第7話

「ほんの少しだけ。でも、ここに来るまで忘れてました。」


「まあ、昨日はアルルの花粉を思う存分吸い込んだからねぇ。…………さて、とりあえずここでお話しようか?」


草原と森の境目にある、小さな木造の小屋。


古そうではあるがカーテンの隙間から何かの光がチラチラと見え隠れしていて、誰かがいるようだ。


「さぁ!入った入った!」


トロイカさんに背中を突き飛ばされる。


勢いで扉にぶつかるかと思ったら、手が触れた瞬間に開いて衝突を免れた。


「いらっしゃーい。」


中に居た男の人がにこりと微笑んだ。


僕とファティマスさんとトロイカさんが室内に入ると、家主がマスクを外すようジェスチャーをした。


僕は戸惑ってファティマスさんの方を見たら頷きを返された。


マスクを外してみる。


「やはり、この緊急用マスクでは完全に防ぐのは無理ですね。まだまだ改良の余地がありそうです。」


そう言いながら僕に近付いてきて、顔を覗き込みながら何かスプレーのようなものを吹き掛けられた。

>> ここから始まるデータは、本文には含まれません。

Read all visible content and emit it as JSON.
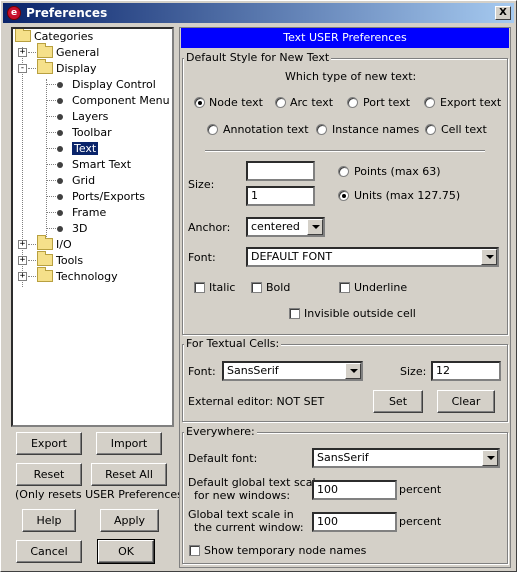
{
  "window": {
    "title": "Preferences",
    "close_label": "X"
  },
  "tree": {
    "root": "Categories",
    "items": [
      {
        "label": "General"
      },
      {
        "label": "Display"
      },
      {
        "label": "Display Control"
      },
      {
        "label": "Component Menu"
      },
      {
        "label": "Layers"
      },
      {
        "label": "Toolbar"
      },
      {
        "label": "Text"
      },
      {
        "label": "Smart Text"
      },
      {
        "label": "Grid"
      },
      {
        "label": "Ports/Exports"
      },
      {
        "label": "Frame"
      },
      {
        "label": "3D"
      },
      {
        "label": "I/O"
      },
      {
        "label": "Tools"
      },
      {
        "label": "Technology"
      }
    ],
    "selected": "Text"
  },
  "left_buttons": {
    "export": "Export",
    "import": "Import",
    "reset": "Reset",
    "reset_all": "Reset All",
    "reset_note": "(Only resets USER Preferences)",
    "help": "Help",
    "apply": "Apply",
    "cancel": "Cancel",
    "ok": "OK"
  },
  "panel": {
    "header": "Text USER Preferences",
    "default_style": {
      "group_label": "Default Style for New Text",
      "which_type_label": "Which type of new text:",
      "text_types": [
        "Node text",
        "Arc text",
        "Port text",
        "Export text",
        "Annotation text",
        "Instance names",
        "Cell text"
      ],
      "selected_type": "Node text",
      "size_label": "Size:",
      "points_value": "",
      "units_value": "1",
      "points_label": "Points (max 63)",
      "units_label": "Units (max 127.75)",
      "size_mode": "Units",
      "anchor_label": "Anchor:",
      "anchor_value": "centered",
      "font_label": "Font:",
      "font_value": "DEFAULT FONT",
      "italic_label": "Italic",
      "bold_label": "Bold",
      "underline_label": "Underline",
      "invisible_label": "Invisible outside cell"
    },
    "textual_cells": {
      "group_label": "For Textual Cells:",
      "font_label": "Font:",
      "font_value": "SansSerif",
      "size_label": "Size:",
      "size_value": "12",
      "external_editor_label": "External editor: NOT SET",
      "set_label": "Set",
      "clear_label": "Clear"
    },
    "everywhere": {
      "group_label": "Everywhere:",
      "default_font_label": "Default font:",
      "default_font_value": "SansSerif",
      "global_scale_label_1": "Default global text scale",
      "global_scale_label_2": "for new windows:",
      "global_scale_value": "100",
      "global_scale_unit": "percent",
      "window_scale_label_1": "Global text scale in",
      "window_scale_label_2": "the current window:",
      "window_scale_value": "100",
      "window_scale_unit": "percent",
      "temp_names_label": "Show temporary node names"
    }
  }
}
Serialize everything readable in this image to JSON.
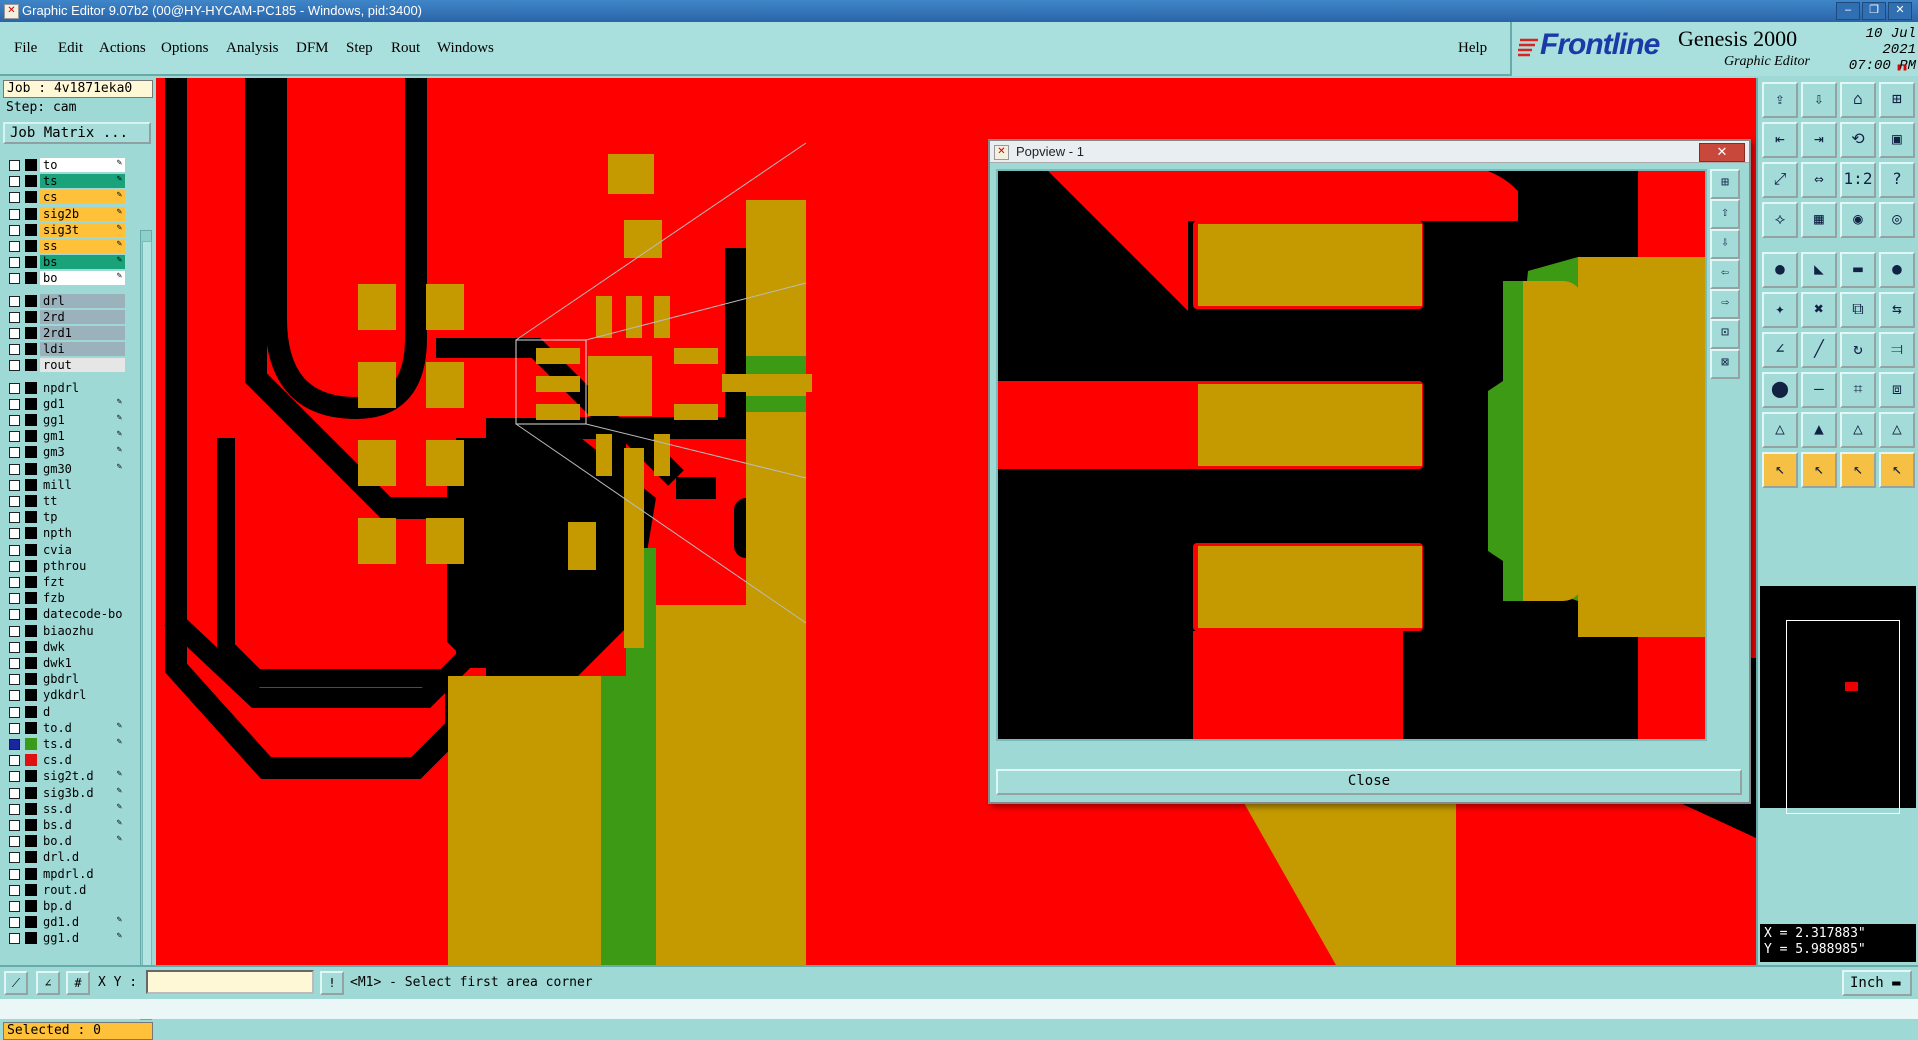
{
  "window": {
    "title": "Graphic Editor 9.07b2 (00@HY-HYCAM-PC185 - Windows, pid:3400)"
  },
  "menu": [
    "File",
    "Edit",
    "Actions",
    "Options",
    "Analysis",
    "DFM",
    "Step",
    "Rout",
    "Windows"
  ],
  "help": "Help",
  "brand": {
    "logo": "Frontline",
    "product": "Genesis 2000",
    "subtitle": "Graphic Editor",
    "date": "10 Jul 2021",
    "time": "07:00 PM"
  },
  "job": {
    "job_label": "Job : 4v1871eka0",
    "step_label": "Step: cam",
    "matrix_button": "Job Matrix ..."
  },
  "layers": [
    {
      "name": "to",
      "color": "#ffffff",
      "edit": true
    },
    {
      "name": "ts",
      "color": "#1aa37a",
      "edit": true
    },
    {
      "name": "cs",
      "color": "#ffc13a",
      "edit": true
    },
    {
      "name": "sig2b",
      "color": "#ffc13a",
      "edit": true
    },
    {
      "name": "sig3t",
      "color": "#ffc13a",
      "edit": true
    },
    {
      "name": "ss",
      "color": "#ffc13a",
      "edit": true
    },
    {
      "name": "bs",
      "color": "#1aa37a",
      "edit": true
    },
    {
      "name": "bo",
      "color": "#ffffff",
      "edit": true
    },
    {
      "name": "drl",
      "color": "#9bb2bd",
      "edit": false
    },
    {
      "name": "2rd",
      "color": "#9bb2bd",
      "edit": false
    },
    {
      "name": "2rd1",
      "color": "#9bb2bd",
      "edit": false
    },
    {
      "name": "ldi",
      "color": "#9bb2bd",
      "edit": false
    },
    {
      "name": "rout",
      "color": "#e6e6e6",
      "edit": false
    },
    {
      "name": "npdrl",
      "color": "#9fd9d6",
      "edit": false
    },
    {
      "name": "gd1",
      "color": "#9fd9d6",
      "edit": true
    },
    {
      "name": "gg1",
      "color": "#9fd9d6",
      "edit": true
    },
    {
      "name": "gm1",
      "color": "#9fd9d6",
      "edit": true
    },
    {
      "name": "gm3",
      "color": "#9fd9d6",
      "edit": true
    },
    {
      "name": "gm30",
      "color": "#9fd9d6",
      "edit": true
    },
    {
      "name": "mill",
      "color": "#9fd9d6",
      "edit": false
    },
    {
      "name": "tt",
      "color": "#9fd9d6",
      "edit": false
    },
    {
      "name": "tp",
      "color": "#9fd9d6",
      "edit": false
    },
    {
      "name": "npth",
      "color": "#9fd9d6",
      "edit": false
    },
    {
      "name": "cvia",
      "color": "#9fd9d6",
      "edit": false
    },
    {
      "name": "pthrou",
      "color": "#9fd9d6",
      "edit": false
    },
    {
      "name": "fzt",
      "color": "#9fd9d6",
      "edit": false
    },
    {
      "name": "fzb",
      "color": "#9fd9d6",
      "edit": false
    },
    {
      "name": "datecode-bo",
      "color": "#9fd9d6",
      "edit": false
    },
    {
      "name": "biaozhu",
      "color": "#9fd9d6",
      "edit": false
    },
    {
      "name": "dwk",
      "color": "#9fd9d6",
      "edit": false
    },
    {
      "name": "dwk1",
      "color": "#9fd9d6",
      "edit": false
    },
    {
      "name": "gbdrl",
      "color": "#9fd9d6",
      "edit": false
    },
    {
      "name": "ydkdrl",
      "color": "#9fd9d6",
      "edit": false
    },
    {
      "name": "d",
      "color": "#9fd9d6",
      "edit": false
    },
    {
      "name": "to.d",
      "color": "#9fd9d6",
      "edit": true
    },
    {
      "name": "ts.d",
      "color": "#9fd9d6",
      "edit": true,
      "active": true,
      "swatch": "#3a9a1a"
    },
    {
      "name": "cs.d",
      "color": "#9fd9d6",
      "edit": false,
      "swatch": "#e01010"
    },
    {
      "name": "sig2t.d",
      "color": "#9fd9d6",
      "edit": true
    },
    {
      "name": "sig3b.d",
      "color": "#9fd9d6",
      "edit": true
    },
    {
      "name": "ss.d",
      "color": "#9fd9d6",
      "edit": true
    },
    {
      "name": "bs.d",
      "color": "#9fd9d6",
      "edit": true
    },
    {
      "name": "bo.d",
      "color": "#9fd9d6",
      "edit": true
    },
    {
      "name": "drl.d",
      "color": "#9fd9d6",
      "edit": false
    },
    {
      "name": "mpdrl.d",
      "color": "#9fd9d6",
      "edit": false
    },
    {
      "name": "rout.d",
      "color": "#9fd9d6",
      "edit": false
    },
    {
      "name": "bp.d",
      "color": "#9fd9d6",
      "edit": false
    },
    {
      "name": "gd1.d",
      "color": "#9fd9d6",
      "edit": true
    },
    {
      "name": "gg1.d",
      "color": "#9fd9d6",
      "edit": true
    }
  ],
  "selected": "Selected : 0",
  "popview": {
    "title": "Popview - 1",
    "close_label": "Close"
  },
  "coords": {
    "x": "X = 2.317883\"",
    "y": "Y = 5.988985\""
  },
  "statusbar": {
    "xy_label": "X Y :",
    "xy_value": "",
    "message": "<M1> - Select first area corner",
    "unit": "Inch"
  },
  "colors": {
    "copper": "#ff0000",
    "pad": "#c59a00",
    "mask": "#3c9a14",
    "background": "#000000",
    "ui": "#9fd9d6"
  }
}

一体、何をされてるんだろうか?と思っていたら、突然、玉葱を刻んだ時みたいにすんごく涙と鼻水が出てきた。


「な、何するんですか!」


慌てて逃げようと、扉の方に走る。


ってか、知らない人たちから早く逃げないと!


僕は完全にパニック状態になっていて、引っ張っても開かない扉を叩いたり押したりを繰り返した。


「これこれ、ちょっと落ち着きなさい。僕は、今君の身体からアルルの花粉を抜き取っただけなんですよ?深呼吸、深呼吸。話を聞いてから逃げるのでも間に合いますよ?みんな丸腰なんですから。」


そう言われて三人を見てみると、確かに武器になりそうなものは持ってなさそうだ。


僕は扉の前に立ったまま、深呼吸をした。


「まずは、坊っちゃんに警戒心を解いてもらうために、自己紹介とか雑談とかしようか。坊っちゃん…………トマリだったかな?少し話を聞いてはくれないか?」


「あ、ああ…………聞いてみます。」


断らなかったのは、三人ともがすごく申し訳なさそうな顔をしていたから。


「ごめんよ。僕がもっと安心できる状況にしてから、花粉を抜き取ればそんな混乱しなくて済んだのに。僕は、トーナと言います。」


ぼんやりとしていた頭がすっきりしていて、涙も鼻水も止まったので、三人を一人ずつ観察していく。


トーナさんは背が高くてほっそりした、女の人のように色気のある顔立ちをした男の人。


長い輝く銀髪がとてもサラサラしているように見えて、触ってみたくなる。


「俺らも説明を後回しにして連れてきたからな。俺の名前覚えてっか?トロイカだ。」


僕は頷いて見せた。


トロイカさんは見えてる腕とか首の筋肉がすごいから、きっと見えてない胴とか脚とかも凄いんだろう。


小麦色の肌と短い黒髪がとても爽やかな感じだ。


目付きも口も悪いが、そこまで悪い人には見えなかった。